Matuidi, 5 motivi per dire no


Il penultimo acquisto in casa Juventus è stato il centrocampista francese Blaise Matuidi, arrivato dal PSG dopo oltre un anno di trattative con la dirigenza d’oltrape. Il nativo di Tolosa è sicuramente un uomo di esperienza, vantando 45 presenze in Champions League e 58 con la maglia dei blues. Eppure il suo arrivo non ha convinto al 100% alcuni tifosi e addetti ai lavori. Scopriamo per quali motivi la Juventus non avrebbe dovuto strapparlo alla corte di Al-Khelaifi.

1. COSTO CARTELLINO

I bianconeri hanno sempre abituati tutti ad agire con accuratezza durante il mercato, cercando di non strapagare i giocatori e cogliendo le occasioni che vi si proponevano. Quella di Matuidi sarebbe stata una grande operazione per una cifra intorno ai 15 mln di euro vista la sua scadenza di contratto nel 2018. I 20 milioni più 10.5 di bonus sono invece una cifra forse eccessiva per un classe 1987 fuori dai progetti tecnici di Unai Emery e data la possibilità di averlo a zero tra soli 12 mesi.

2. QUALITÀ TECNICA

Dell’ex PSG non si può di certo criticare l’aspetto fisico, da sempre suo punto di forza grazie alla sua ottima resistenza e capacità di inserirsi. Uno dei problemi però riscontrati nella Juventus nelle ultime stagione è stato quello della qualità a centrocampo.

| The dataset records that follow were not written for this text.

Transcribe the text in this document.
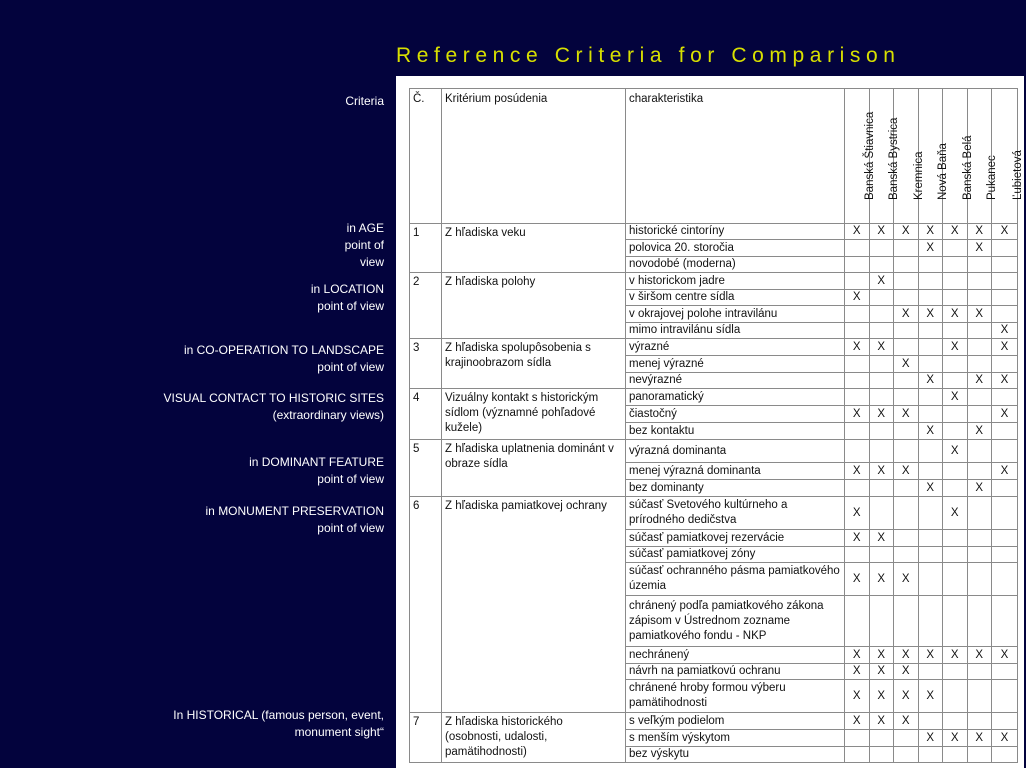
Reference Criteria for Comparison
Criteria
in AGE
point of
view
in LOCATION
point of view
in CO-OPERATION TO LANDSCAPE
point of view
VISUAL CONTACT TO HISTORIC SITES
(extraordinary views)
in DOMINANT FEATURE
point of view
in MONUMENT PRESERVATION
point of view
In HISTORICAL (famous person, event,
monument sight“
Č.	Kritérium posúdenia	charakteristika	Banská Štiavnica	Banská Bystrica	Kremnica	Nová Baňa	Banská Belá	Pukanec	Ľubietová

1	Z hľadiska veku	historické cintoríny	X	X	X	X	X	X	X
		polovica 20. storočia				X		X	
		novodobé (moderna)							
2	Z hľadiska polohy	v historickom jadre		X					
		v širšom centre sídla	X						
		v okrajovej polohe intravilánu			X	X	X	X	
		mimo intravilánu sídla							X
3	Z hľadiska spolupôsobenia s krajinoobrazom sídla	výrazné	X	X			X		X
		menej výrazné			X				
		nevýrazné				X		X	X
4	Vizuálny kontakt s historickým sídlom (významné pohľadové kužele)	panoramatický					X		
		čiastočný	X	X	X				X
		bez kontaktu				X		X	
5	Z hľadiska uplatnenia dominánt v obraze sídla	výrazná dominanta					X		
		menej výrazná dominanta	X	X	X				X
		bez dominanty				X		X	
6	Z hľadiska pamiatkovej ochrany	súčasť Svetového kultúrneho a prírodného dedičstva	X				X		
		súčasť pamiatkovej rezervácie	X	X					
		súčasť pamiatkovej zóny							
		súčasť ochranného pásma pamiatkového územia	X	X	X				
		chránený podľa pamiatkového zákona zápisom v Ústrednom zozname pamiatkového fondu - NKP							
		nechránený	X	X	X	X	X	X	X
		návrh na pamiatkovú ochranu	X	X	X				
		chránené hroby formou výberu pamätihodnosti	X	X	X	X			
7	Z hľadiska historického (osobnosti, udalosti, pamätihodnosti)	s veľkým podielom	X	X	X				
		s menším výskytom				X	X	X	X
		bez výskytu							
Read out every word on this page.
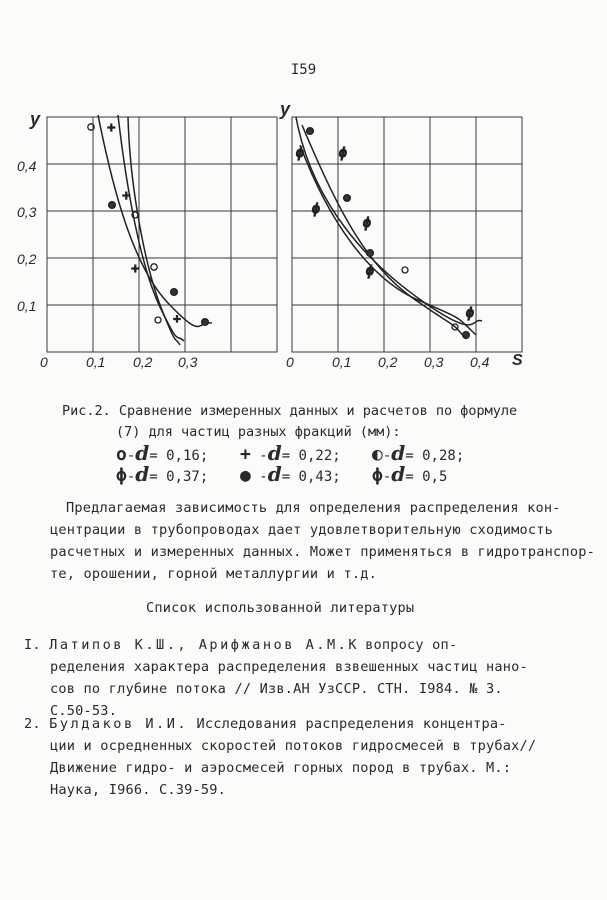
I59
+
+
+
+
ϕ	ϕ
ϕ
ϕ
ϕ
ϕ
y	y
S
0,4
0,3
0,2
0,1
0	0,1 0,2 0,3	0	0,1 0,2 0,3 0,4
Рис.2. Сравнение измеренных данных и расчетов по формуле
(7) для частиц разных фракций (мм):
o-d= 0,16; + -d= 0,22; ◐-d= 0,28;
ϕ-d= 0,37; ● -d= 0,43; ϕ-d= 0,5
Предлагаемая зависимость для определения распределения кон-
центрации в трубопроводах дает удовлетворительную сходимость
расчетных и измеренных данных. Может применяться в гидротранспор-
те, орошении, горной металлургии и т.д.
Список использованной литературы
I. Латипов К.Ш., Арифжанов А.М.К вопросу оп-
ределения характера распределения взвешенных частиц нано-
сов по глубине потока // Изв.АН УзССР. СТН. I984. № 3.
С.50-53.
2. Булдаков И.И. Исследования распределения концентра-
ции и осредненных скоростей потоков гидросмесей в трубах//
Движение гидро- и аэросмесей горных пород в трубах. М.:
Наука, I966. С.39-59.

Qualità che con i vari Pirlo, Vidal e Pogba permetteva di controllare e dominare le partite dal punto di vista del gioco. Ora la manovra si è fatta più difficoltosa nella mediana costringendo Dybala in particolar modo ad aiutare i compagni in zone molto più arretrate. Matuidi non è quindi quell’elemento capace di far ritornare il centrocampo dominante dal punto di vista tecnico.

3. SCHIERAMENTO

Il ruolo più congeniale al classe 1987 è senza dubbio quello di mezzala sinistra, avendo ricoperto quello di mediano solamente in poche partite con il PSG nelle ultime stagioni e per via di un adattamento tattico nel corso dell’ultimo Europeo. In questo momento Allegri non ha però ancora variato il proprio schieramento tattico vista l’abbondanza anche nel reparto offensivo dove vi sono molte più alternative rispetto al centrocampo. La possibilità di passare al 4-3-3 è reale, ma la perdita di qualità in fase offensiva rischia di causare altri problemi.

4. IL RIFIUTO

Legato al terzo motivo aggiungiamo anche il quarto. Il rifiuto non riguarda Matuidi o un suo errore, ma bensì una presa di coscienza tardiva probabilmente della dirigenza bianconera che aveva in mano un giocatore che avrebbe potuto fare un salto di qualità importante alla Juventus: Corentin Tolisso. Ritenuto non ideale per il 4-2-3-1 nei primi mesi di calciomercato, ma “sostituito” in extremis ad agosto proprio dal connazionale 7 anni più vecchio e ugualmente adattato in centrocampo a due.

5. DECISIVO

In finale di Champions contro il Real Madrid è emersa una sostanziale differenza di caratura tra il reparto di centrocampo dei blancos e quello della Juventus. Modric, Kroos e Casemiro sono di un livello nettamente superiore rispetto ai vari Pjanic, Khedira e Marchisio. Lì si è probabilmente decisa la sfida con il tracollo dei bianconeri nei secondi 45′, e lì tutti si aspettavano un investimento importante da parte della società per colmare quel gap. L’arrivo di Matuidi non sposterà però così tanto gli equilibri e renderà complicata la rincorsa alla corazzata di Zidane.